Tempête Nils : une mobilisation massive pour les agriculteurs sinistrés du Lot-et-Garonne
Une centaine de renforts, composés de militaires et de pompiers venus de l'extérieur du département, sont déployés depuis ce lundi matin pour venir en aide aux exploitations agricoles les plus durement touchées par la tempête Nils et les inondations qui ont frappé le Lot-et-Garonne. Cette opération d'urgence vise à déblayer et nettoyer les parcelles dévastées, alors que la saison des fraises, une production à haute valeur ajoutée, est imminente.
Des scènes de désolation dans les exploitations
À Saint-Léger, chez Frédéric Dubourg, le constat est amer. « Moralement, c'est vraiment dur », confie l'agriculteur de 53 ans. Trois de ses serres de fraises sont gravement endommagées, avec 15 000 plants hors sol ayant subi les assauts du brouillard et de l'eau, représentant 60 % de sa production. « Il faut bâcher, puis rebâcher très vite pour les sauver », insiste-t-il, soulignant l'urgence de la situation.
À Aiguillon, chez Driss Essahoui, la Garonne débordée et les vents violents de la tempête Nils ont laissé un décor chaotique. Des bâches arrachées jonchent le sol, les structures métalliques des serres sont couchées sur les plants de fraises, et des cagettes et plastiques se sont envolés. L'exploitant, acculé, a perdu 50 % de sa production à cause du vent. « Et l'eau a fait bouger les structures. Aujourd'hui, il faut tout démonter, remonter », explique-t-il.
Une opération coordonnée par le Sdis 47
La mission est pilotée par le Service départemental d'incendie et de secours du Lot-et-Garonne (Sdis 47).
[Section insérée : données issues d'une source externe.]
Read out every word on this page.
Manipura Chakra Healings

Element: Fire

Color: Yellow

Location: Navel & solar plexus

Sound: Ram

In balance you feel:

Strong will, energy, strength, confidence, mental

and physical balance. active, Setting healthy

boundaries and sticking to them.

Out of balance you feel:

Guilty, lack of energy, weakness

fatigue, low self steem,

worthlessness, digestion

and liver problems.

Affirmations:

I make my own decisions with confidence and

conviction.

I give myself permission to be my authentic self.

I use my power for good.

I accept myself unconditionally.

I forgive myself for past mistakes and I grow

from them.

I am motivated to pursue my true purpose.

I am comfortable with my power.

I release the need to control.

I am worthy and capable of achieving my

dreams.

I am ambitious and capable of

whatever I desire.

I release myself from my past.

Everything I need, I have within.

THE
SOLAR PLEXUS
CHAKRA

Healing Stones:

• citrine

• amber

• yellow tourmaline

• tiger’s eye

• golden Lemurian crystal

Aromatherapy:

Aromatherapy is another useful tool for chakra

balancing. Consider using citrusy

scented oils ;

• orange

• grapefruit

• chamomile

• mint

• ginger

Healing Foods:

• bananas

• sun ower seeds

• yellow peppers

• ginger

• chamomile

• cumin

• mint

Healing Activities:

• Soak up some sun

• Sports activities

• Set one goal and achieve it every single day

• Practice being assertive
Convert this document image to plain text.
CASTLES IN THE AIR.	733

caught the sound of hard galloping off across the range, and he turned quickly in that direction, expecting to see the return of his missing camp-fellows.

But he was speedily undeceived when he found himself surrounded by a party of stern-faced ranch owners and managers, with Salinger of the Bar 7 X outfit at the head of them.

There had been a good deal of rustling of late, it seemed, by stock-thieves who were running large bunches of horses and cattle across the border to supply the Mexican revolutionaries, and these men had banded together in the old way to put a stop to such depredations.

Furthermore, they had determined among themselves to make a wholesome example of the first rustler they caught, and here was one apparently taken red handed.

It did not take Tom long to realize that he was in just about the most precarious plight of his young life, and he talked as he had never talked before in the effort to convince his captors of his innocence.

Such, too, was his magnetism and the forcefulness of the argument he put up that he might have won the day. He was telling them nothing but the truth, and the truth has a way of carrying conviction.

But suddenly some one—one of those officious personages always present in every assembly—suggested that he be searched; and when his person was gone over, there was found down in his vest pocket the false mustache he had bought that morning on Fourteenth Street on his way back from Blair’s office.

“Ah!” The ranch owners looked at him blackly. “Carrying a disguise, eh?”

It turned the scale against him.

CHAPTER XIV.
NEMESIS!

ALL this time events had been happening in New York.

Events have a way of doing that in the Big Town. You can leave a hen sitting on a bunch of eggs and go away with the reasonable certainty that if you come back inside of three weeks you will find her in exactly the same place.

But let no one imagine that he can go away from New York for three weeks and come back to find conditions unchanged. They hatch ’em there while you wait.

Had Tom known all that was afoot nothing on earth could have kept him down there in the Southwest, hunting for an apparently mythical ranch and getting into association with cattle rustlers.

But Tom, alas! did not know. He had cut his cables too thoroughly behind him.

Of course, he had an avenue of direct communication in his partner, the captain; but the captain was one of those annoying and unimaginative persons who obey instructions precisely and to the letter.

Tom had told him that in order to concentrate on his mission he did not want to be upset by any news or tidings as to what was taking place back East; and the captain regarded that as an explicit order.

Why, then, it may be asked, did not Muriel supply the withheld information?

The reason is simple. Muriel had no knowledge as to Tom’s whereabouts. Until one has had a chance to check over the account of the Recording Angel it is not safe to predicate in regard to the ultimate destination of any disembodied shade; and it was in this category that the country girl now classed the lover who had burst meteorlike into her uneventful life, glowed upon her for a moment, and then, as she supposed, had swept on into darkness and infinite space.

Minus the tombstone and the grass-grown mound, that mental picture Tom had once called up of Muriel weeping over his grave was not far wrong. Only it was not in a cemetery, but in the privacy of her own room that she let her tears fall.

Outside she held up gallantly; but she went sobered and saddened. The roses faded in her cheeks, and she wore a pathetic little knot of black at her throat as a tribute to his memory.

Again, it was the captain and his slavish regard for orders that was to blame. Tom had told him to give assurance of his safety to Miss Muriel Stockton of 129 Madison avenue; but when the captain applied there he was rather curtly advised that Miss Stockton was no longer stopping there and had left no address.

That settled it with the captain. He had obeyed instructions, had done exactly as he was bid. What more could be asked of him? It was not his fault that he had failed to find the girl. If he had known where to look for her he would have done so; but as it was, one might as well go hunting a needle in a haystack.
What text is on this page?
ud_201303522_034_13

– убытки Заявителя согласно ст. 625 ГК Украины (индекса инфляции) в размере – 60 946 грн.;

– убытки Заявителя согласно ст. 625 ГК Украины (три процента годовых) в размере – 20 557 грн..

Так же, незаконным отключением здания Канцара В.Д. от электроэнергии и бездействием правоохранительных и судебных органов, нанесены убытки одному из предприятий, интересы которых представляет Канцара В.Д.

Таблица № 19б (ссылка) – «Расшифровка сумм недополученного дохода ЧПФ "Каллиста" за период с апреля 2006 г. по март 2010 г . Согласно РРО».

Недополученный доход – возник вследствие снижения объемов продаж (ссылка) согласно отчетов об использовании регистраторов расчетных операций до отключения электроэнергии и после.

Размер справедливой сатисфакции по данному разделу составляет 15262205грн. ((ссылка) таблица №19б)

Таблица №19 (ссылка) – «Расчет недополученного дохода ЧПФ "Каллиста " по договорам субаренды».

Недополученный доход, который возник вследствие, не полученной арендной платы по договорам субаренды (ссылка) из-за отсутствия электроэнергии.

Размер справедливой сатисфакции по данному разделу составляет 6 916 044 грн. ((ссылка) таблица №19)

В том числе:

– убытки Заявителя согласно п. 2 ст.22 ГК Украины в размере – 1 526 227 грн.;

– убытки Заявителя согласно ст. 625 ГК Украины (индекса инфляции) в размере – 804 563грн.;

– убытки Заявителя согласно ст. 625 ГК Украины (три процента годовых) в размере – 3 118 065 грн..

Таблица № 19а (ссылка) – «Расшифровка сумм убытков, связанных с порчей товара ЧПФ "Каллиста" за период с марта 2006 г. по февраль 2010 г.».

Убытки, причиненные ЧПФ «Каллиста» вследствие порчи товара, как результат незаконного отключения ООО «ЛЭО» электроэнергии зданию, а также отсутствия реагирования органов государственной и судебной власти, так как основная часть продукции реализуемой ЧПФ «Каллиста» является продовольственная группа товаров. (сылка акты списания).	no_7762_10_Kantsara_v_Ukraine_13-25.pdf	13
Le colonel Pierre Hierholtz, directeur du Sdis 47, rappelle l'ampleur des dégâts : 22 000 hectares sont touchés et 1 000 exploitations sont concernées. Parmi elles, 70 ont été identifiées comme prioritaires après un week-end de reconnaissance, principalement dans les zones du Confluent, du Marmandais et du Tonneinquais.
Les renforts, hébergés à la base du Temple-sur-Lot, proviennent du 4e RIISC de Libourne, du 48e RT d'Agen, ainsi que de sapeurs-pompiers spécialisés de la zone Grand Sud (Gard, Vaucluse, Hérault). Ils interviendront jusqu'à la fin de la semaine, en commençant par les zones les plus accessibles où l'eau a commencé à baisser.
Un soutien moral et financier crucial
Frédéric Dubourg, touché par la présence des secouristes, a tenu à les remercier en leur offrant des chocolatines. « Je suis allé leur chercher des chocolatines », raconte-t-il, ému par cette solidarité. Cependant, au-delà de l'aide immédiate, les agriculteurs attendent un soutien financier. « Les assureurs sont passés. On espère ensuite être indemnisés à la hauteur de nos pertes », souligne Frédéric Dubourg.
La présidente de la Chambre d'agriculture, Karine Duc, a appelé au déblocage d'un fonds d'urgence exceptionnel. « Votre mobilisation sera aussi essentielle sur le volet financier. Sans quoi ce que nous faisons aujourd'hui ne permettra pas d'accomplir la véritable réparation », a-t-elle déclaré à l'adresse du nouveau préfet, dont elle a salué la réactivité.
Cette opération constitue une solution temporaire pour « aider au rétablissement d'une vie professionnelle et personnelle » et pourrait être prolongée la semaine prochaine si nécessaire. Dans un contexte déjà difficile pour l'agriculture, ces pertes pourraient représenter un vrai manque à gagner pour les exploitants du département.